La phase de découverte dure ensuite 3 minutes. L’enseignante montre aux élèves des pailles en plastique coupées en deux : « Voici des bougies d’anniversaire. Les petits cochons ont 3 ans. Aidez-les à mettre les bougies sur leurs gâteaux. » L’enseignante distribue un petit tas de bougies à chaque élève. Les élèves placent librement les bougies sur les gâteaux, puis ils vérifient qu’il y a bien trois bougies par gâteau, en les dénombrant. Les difficultés qui peuvent être rencontrées lors de cette étape sont les suivantes : comme avec la pâte à modeler, les élèves peuvent vouloir jouer avec les pailles. Il faudra donc leur laisser un temps de manipulation libre des pailles. Si les élèves ne comprennent pas que les pailles représentent les bougies, l’enseignante doit expliquer qu’elle n’avait pas de vraies bougies, alors elle a découpé des pailles et il faut imaginer que ce sont des bougies, pour le jeu.
Par ailleurs, des remédiations sont prévues : si les élèves se trompent en comptant, l’enseignante peut leur demander de toucher les bougies une par une, en disant le nombre au moment où ils touchent la bougie. Si cela ne suffit pas ou si les élèves se trompent dans la comptine numérique, l’enseignante leur demande de montrer trois doigts, puis de toucher chaque bougie avec un des doigts levés. Il s’agit là d’un travail de correspondance terme à terme.

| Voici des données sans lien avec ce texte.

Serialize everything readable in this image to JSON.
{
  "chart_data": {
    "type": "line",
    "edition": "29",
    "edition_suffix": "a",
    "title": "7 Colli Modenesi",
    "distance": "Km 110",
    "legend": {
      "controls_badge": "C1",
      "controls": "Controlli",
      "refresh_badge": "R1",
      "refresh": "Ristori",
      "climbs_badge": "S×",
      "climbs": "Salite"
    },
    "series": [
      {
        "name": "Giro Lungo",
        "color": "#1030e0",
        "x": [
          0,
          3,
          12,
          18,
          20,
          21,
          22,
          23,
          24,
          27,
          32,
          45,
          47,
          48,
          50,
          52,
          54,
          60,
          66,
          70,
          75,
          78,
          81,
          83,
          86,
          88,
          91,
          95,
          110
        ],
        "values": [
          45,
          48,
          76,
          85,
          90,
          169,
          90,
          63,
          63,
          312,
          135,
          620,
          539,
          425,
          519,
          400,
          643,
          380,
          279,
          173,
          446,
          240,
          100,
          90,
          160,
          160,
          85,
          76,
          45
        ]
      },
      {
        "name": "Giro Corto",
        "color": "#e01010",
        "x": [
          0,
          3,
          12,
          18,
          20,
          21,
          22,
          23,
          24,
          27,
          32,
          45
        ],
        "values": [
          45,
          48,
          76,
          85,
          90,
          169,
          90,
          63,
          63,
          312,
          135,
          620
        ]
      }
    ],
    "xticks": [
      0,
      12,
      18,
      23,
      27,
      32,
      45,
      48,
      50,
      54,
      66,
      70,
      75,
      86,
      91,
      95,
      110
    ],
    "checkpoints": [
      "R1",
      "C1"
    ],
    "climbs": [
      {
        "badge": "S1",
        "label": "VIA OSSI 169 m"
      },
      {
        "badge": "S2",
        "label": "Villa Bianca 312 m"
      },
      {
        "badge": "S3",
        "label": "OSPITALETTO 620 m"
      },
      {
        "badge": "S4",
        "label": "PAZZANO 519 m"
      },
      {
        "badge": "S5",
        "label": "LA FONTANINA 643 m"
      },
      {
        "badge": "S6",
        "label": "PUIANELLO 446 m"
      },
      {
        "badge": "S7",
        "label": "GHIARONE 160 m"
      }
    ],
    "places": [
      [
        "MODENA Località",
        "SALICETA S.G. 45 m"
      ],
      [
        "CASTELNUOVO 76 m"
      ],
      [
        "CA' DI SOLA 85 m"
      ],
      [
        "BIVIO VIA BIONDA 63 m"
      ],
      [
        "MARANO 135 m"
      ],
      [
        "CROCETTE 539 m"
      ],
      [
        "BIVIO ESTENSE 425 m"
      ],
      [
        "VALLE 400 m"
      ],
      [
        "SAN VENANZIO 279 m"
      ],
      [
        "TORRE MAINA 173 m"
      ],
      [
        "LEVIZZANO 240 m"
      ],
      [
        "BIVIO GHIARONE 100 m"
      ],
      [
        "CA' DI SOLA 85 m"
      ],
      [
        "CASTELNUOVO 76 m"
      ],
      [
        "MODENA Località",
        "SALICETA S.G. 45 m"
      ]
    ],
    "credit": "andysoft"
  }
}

La recherche dure environ 5 minutes. L’enseignante retire les bougies des gâteaux et introduit le dé (constellations jusqu’à trois). Elle demande aux élèves à quels nombres correspondent les trois constellations. La réponse attendue est à la fois le mot-nombre et le même nombre de doigts levés. Cela permet aux élèves qui ne maîtrisent pas le français de montrer qu’ils ont compris de quel nombre il s’agit, en montrant la bonne configuration de doigts. Par ailleurs, cela permet de repérer les élèves qui savent compter (ils montrent le bon nombre de doigts) et ceux qui savent dénombrer (ils donnent en plus le dernier mot-nombre pour répondre à la question). Puis l’enseignante explique : « Ce dé indique combien vous pouvez prendre de bougies. » Ensuite, elle donne la consigne : « Chacun à votre tour, vous allez lancer le dé et mettre les bougies sur les gâteaux. Quand il y aura trois bougies sur chaque gâteau, le jeu sera terminé et les petits cochons viendront souffler leurs bougies. » Elle commence, pour montrer l’exemple. Puis les élèves jouent, sous son contrôle. Si le tirage fournit plus de bougies que nécessaire, par exemple lorsqu’il ne reste plus qu’un gâteau à garnir, que celui-ci comporte déjà une bougie et que le résultat du dé est trois, l’élève passe son tour. Cette phase de recherche peut confronter les élèves à certaines difficultés. En effet, si l’élève veut mettre toutes les bougies qu’il a piochées sur le gâteau, même si cela dépasse trois bougies par gâteau, l’enseignante peut le laisser faire puis lui demander de compter les bougies sur le gâteau qui en contient trop. Elle rappelle alors que le petit cochon a 3 ans, donc il faut trois bougies, pas une de plus, pas une de moins et demande à l’élève et aux autres ce qu’il faut faire, la réponse attendue étant d’enlever une ou des bougies pour revenir à trois. Si cette étape est trop compliquée, que l’élève ne comprend toujours pas, l’enseignante peut faire trois emplacements par gâteau, comme le montre la figure 3, ce qui empêchera l’élève de dépasser le nombre de bougies attendu sur chaque gâteau.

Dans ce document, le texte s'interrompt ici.